Illustres collegas, A “S. de Medicina e Cirurgia do Rio de Janeiro” teve a satisfação de receber o “Estatuto” de sua irmã, a “S. de Medicina e Cirurgia de Juiz de Fóra” e vem, por meu intermédio agradecer-vos a gentileza da offerta.

Desejando-lhe toda a prosperidade de que é digna, unir-vos também no empenho da nossa lei e força votar para que sempre exista entre as duas associações o mais cordial affeto e a mais sincera fraternidade. (SÁ, 1890, p. 1).

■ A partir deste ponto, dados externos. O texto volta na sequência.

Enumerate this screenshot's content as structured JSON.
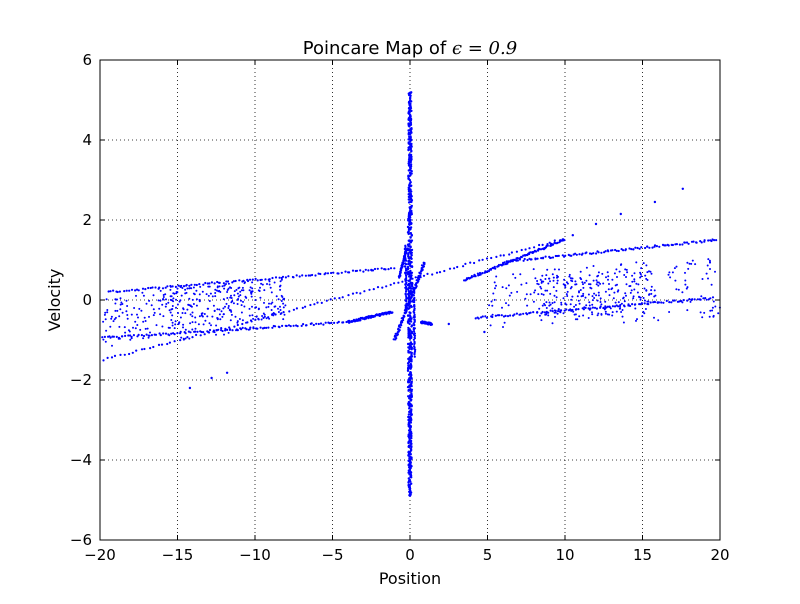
{
  "chart_data": {
    "type": "scatter",
    "title": "Poincare Map of",
    "title_math": "ϵ = 0.9",
    "xlabel": "Position",
    "ylabel": "Velocity",
    "xlim": [
      -20,
      20
    ],
    "ylim": [
      -6,
      6
    ],
    "xticks": [
      -20,
      -15,
      -10,
      -5,
      0,
      5,
      10,
      15,
      20
    ],
    "yticks": [
      -6,
      -4,
      -2,
      0,
      2,
      4,
      6
    ],
    "xtick_labels": [
      "−20",
      "−15",
      "−10",
      "−5",
      "0",
      "5",
      "10",
      "15",
      "20"
    ],
    "ytick_labels": [
      "−6",
      "−4",
      "−2",
      "0",
      "2",
      "4",
      "6"
    ],
    "grid": true,
    "legend": "none",
    "color": "#0000ff",
    "series": [
      {
        "segments": [
          {
            "x0": -19.8,
            "y0": -1.5,
            "x1": 9.9,
            "y1": 1.52
          },
          {
            "x0": -19.8,
            "y0": -0.95,
            "x1": -4.0,
            "y1": -0.55
          },
          {
            "x0": -4.0,
            "y0": -0.55,
            "x1": -1.2,
            "y1": -0.3
          },
          {
            "x0": -19.5,
            "y0": 0.2,
            "x1": -1.0,
            "y1": 0.8
          },
          {
            "x0": 4.2,
            "y0": -0.45,
            "x1": 19.5,
            "y1": 0.05
          },
          {
            "x0": 6.0,
            "y0": 0.95,
            "x1": 19.8,
            "y1": 1.5
          },
          {
            "x0": 3.5,
            "y0": 0.5,
            "x1": 10.0,
            "y1": 1.52
          },
          {
            "x0": -1.0,
            "y0": -1.0,
            "x1": 0.95,
            "y1": 0.95
          }
        ],
        "clouds": [
          {
            "x": [
              -19.8,
              -10.0
            ],
            "y": [
              -1.0,
              0.35
            ]
          },
          {
            "x": [
              -16.0,
              -8.0
            ],
            "y": [
              -0.6,
              0.4
            ]
          },
          {
            "x": [
              5.0,
              20.0
            ],
            "y": [
              -0.6,
              0.9
            ]
          },
          {
            "x": [
              8.0,
              16.0
            ],
            "y": [
              -0.4,
              0.7
            ]
          }
        ],
        "column": {
          "x": 0.0,
          "y": [
            -4.9,
            5.2
          ]
        },
        "branches": [
          {
            "x0": -0.25,
            "y0": -0.3,
            "x1": -0.3,
            "y1": 1.35
          },
          {
            "x0": -0.7,
            "y0": 0.55,
            "x1": -0.2,
            "y1": 1.3
          },
          {
            "x0": 0.25,
            "y0": 0.3,
            "x1": 0.3,
            "y1": -1.4
          },
          {
            "x0": 0.7,
            "y0": -0.55,
            "x1": 1.4,
            "y1": -0.6
          }
        ],
        "outliers": [
          [
            -14.2,
            -2.2
          ],
          [
            -12.8,
            -1.95
          ],
          [
            -11.8,
            -1.82
          ],
          [
            10.5,
            1.62
          ],
          [
            12.0,
            1.9
          ],
          [
            13.6,
            2.15
          ],
          [
            15.8,
            2.45
          ],
          [
            17.6,
            2.78
          ],
          [
            -10.5,
            0.5
          ],
          [
            -2.5,
            0.75
          ],
          [
            4.8,
            -0.8
          ],
          [
            2.5,
            -0.6
          ]
        ]
      }
    ]
  }
}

A SMCJF era convidada constantemente para participar de eventos científicos da área. Na reunião do dia 20 de outubro de 1906 (MORAES, 1912), encontramos um convite endereçado a esta associação para participar do 6º Congresso Médico de São Paulo. Anos antes encontramos também um documento referente ao The First Pan-American Medical Congress20 realizado em Washington em 1893.

Em relação à política municipal e estadual, Christo concluiu que a “SMCJF se constituiu no espaço político através do qual os homens de ciência se impunham ao poder público” (CHRISTO, 1994, p. 27). A Sociedade buscava comprometer o poder público com seus ideais formulando uma série de solicitações, críticas e soluções que era enviada aos governantes.

Barroso chama nossa atenção para o fato de que

Com o advento republicano, quase todos os membros da sociedade [SMCJF] passaram a ter assento na Câmara. Dentre as inúmeras medidas e obras empreendidas, destacamos a Inspetoria de Higiene, criada em 1892. Também fora instituída uma polícia sanitária e medidas afins, que a nosso ver, são indícios de um projeto médico-sanitarista na cidade. (BARROSO, 2005, p. 2)

O fato de alguns membros da SMCJF ocuparem cargos públicos auxiliou no ajuste do poder administrativo aos princípios veiculados pela associação.

Entre esses membros, encontramos o Dr. Penido que foi vereador da Câmara Municipal (1858 a 1864 e 1876 a 1884), juiz de paz (1865 a 1868 e 1873 a 1876) e juiz de direito “no tempo que juizes leigos podiam fazel-o.” (1858 a 1865) (MENEZES, 1912a, p. 24), o Dr. Duarte de Abreu que foi vice-presidente da Câmara Municipal e senador, o Dr. Ambrósio Braga que foi prefeito, o Dr. Azarias de Andrade que foi deputado, o Dr. Elói de Andrade e o Dr. Ernesto Braga que foram vereadores, dentre outros.

Embora mantivesse relações diretas com o Estado, a Sociedade formou-se sem nenhum vínculo financeiro com ele. Sua fundação foi por iniciativa privada dos seus associados.

A Sociedade encontra-se em funcionamento até os dias de hoje. Em 2005, a SMCJF mudou sua denominação para Associação Médica de Juiz de Fora, em decorrência das disposições do novo Código Civil, enquadrando-se na categoria de associação civil. (SMCJF, s/d).